AD-04’s launch into the market will be accompanied by the diagnostic genetic test, which will be carried out by physicians. This will not only identify people with specific biomarkers but could also increase the likelihood of patients considering treatment altogether.
“It opens the door to a discussion where [physicians] can say, there’s a test that we can give you and, if you test positive for the biomarker we’re looking for, we have a drug that may be able to help you drink less,” the CEO explained, adding that it would give patients a reason to think about why they struggle with alcohol in the first place.

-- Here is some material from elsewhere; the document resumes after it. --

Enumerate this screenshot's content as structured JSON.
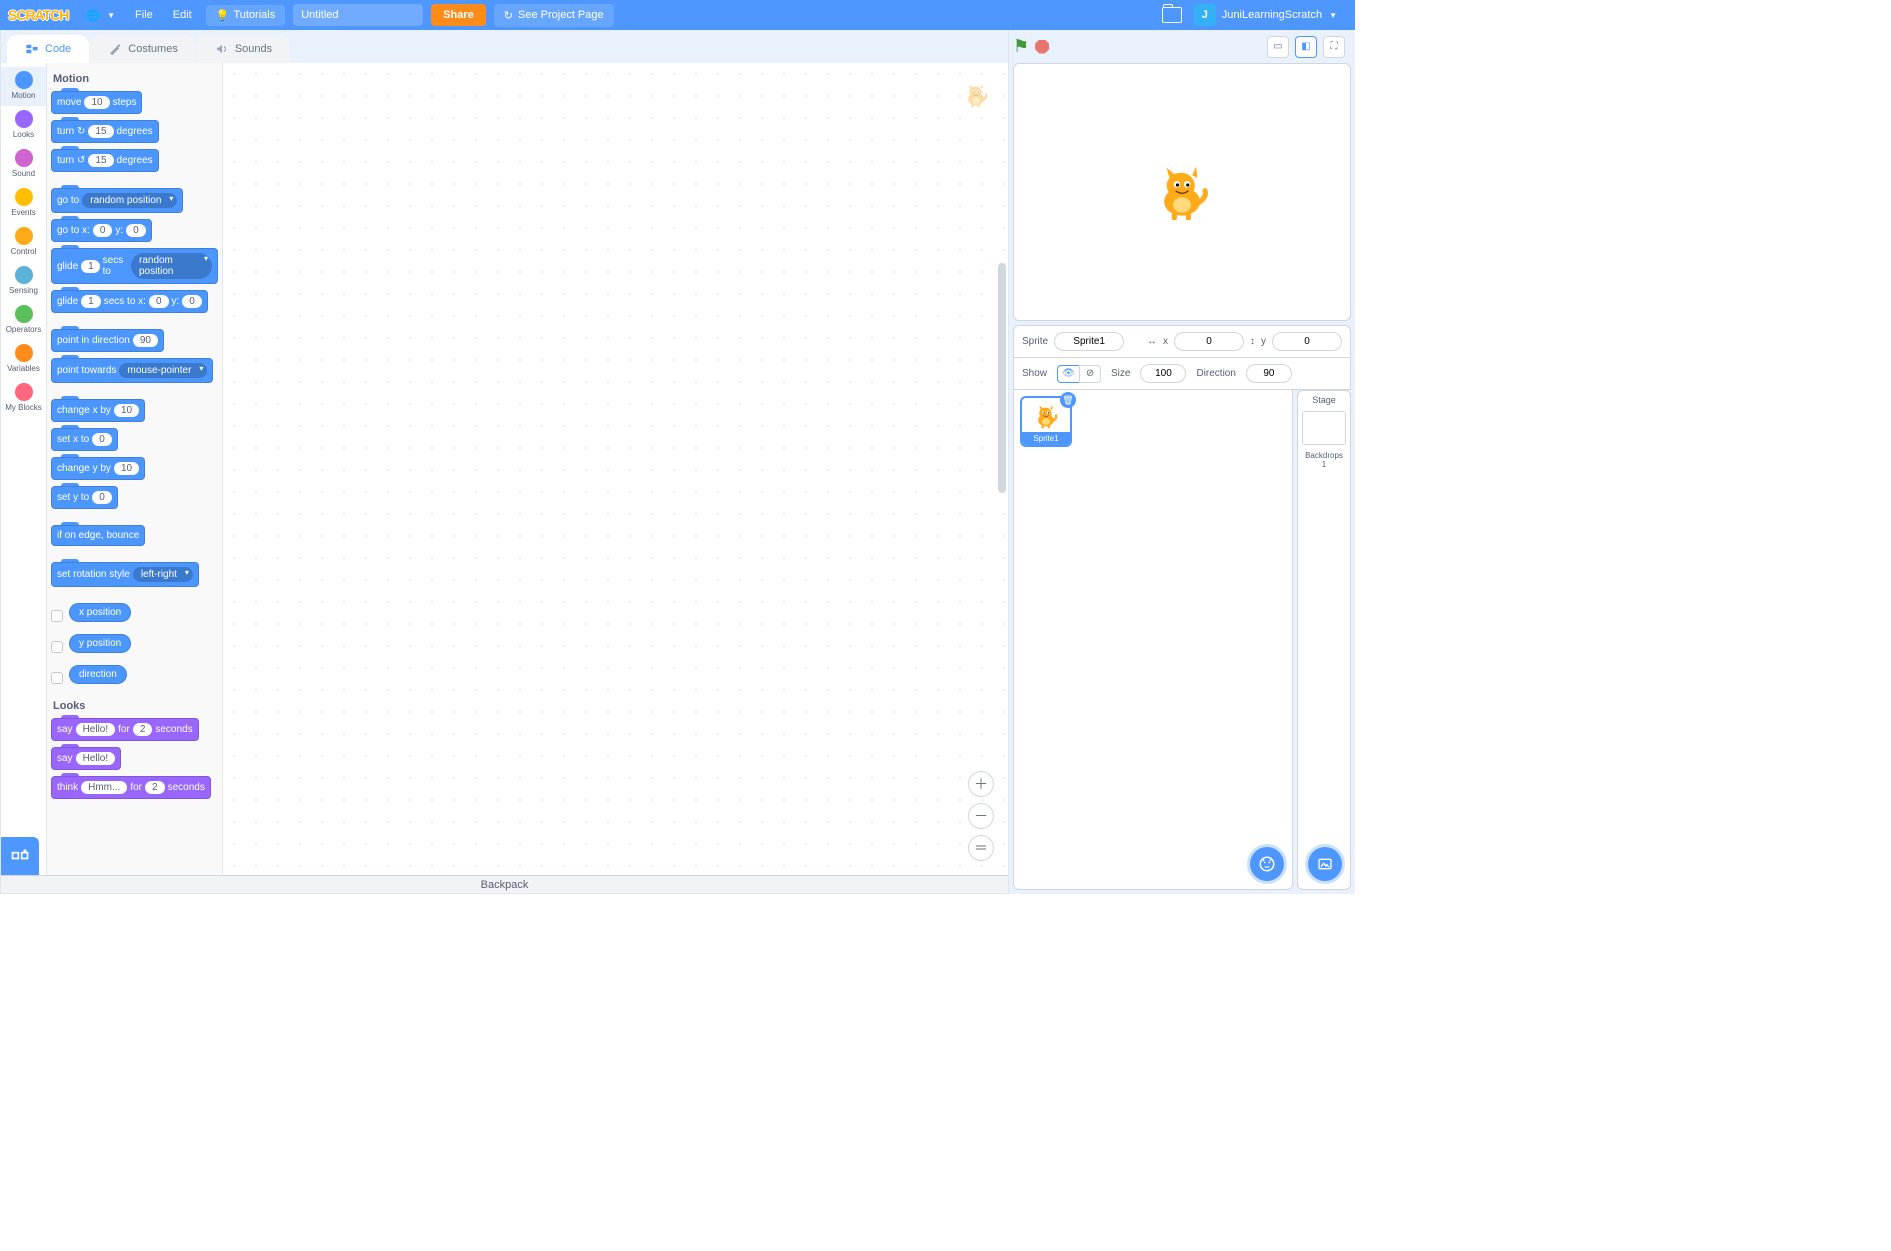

Claiborne, who previously held a CFO position at Indivior, a pharma company developing treatments for opioid use disorder, has seen the impact addiction can have on families. “Everyone I’ve talked to knows someone or knows of someone that suffered in some way from opiate use disorder or alcohol use disorder,” he said.
Adial has a clear plan over the next several years on how to bring AD-04 into the market and how to break the one-size-fits-all approach in treating addiction.
“My mission is to get this drug to market where we can start helping the millions of patients that are suffering from this terrible disease,” Claiborne aspired.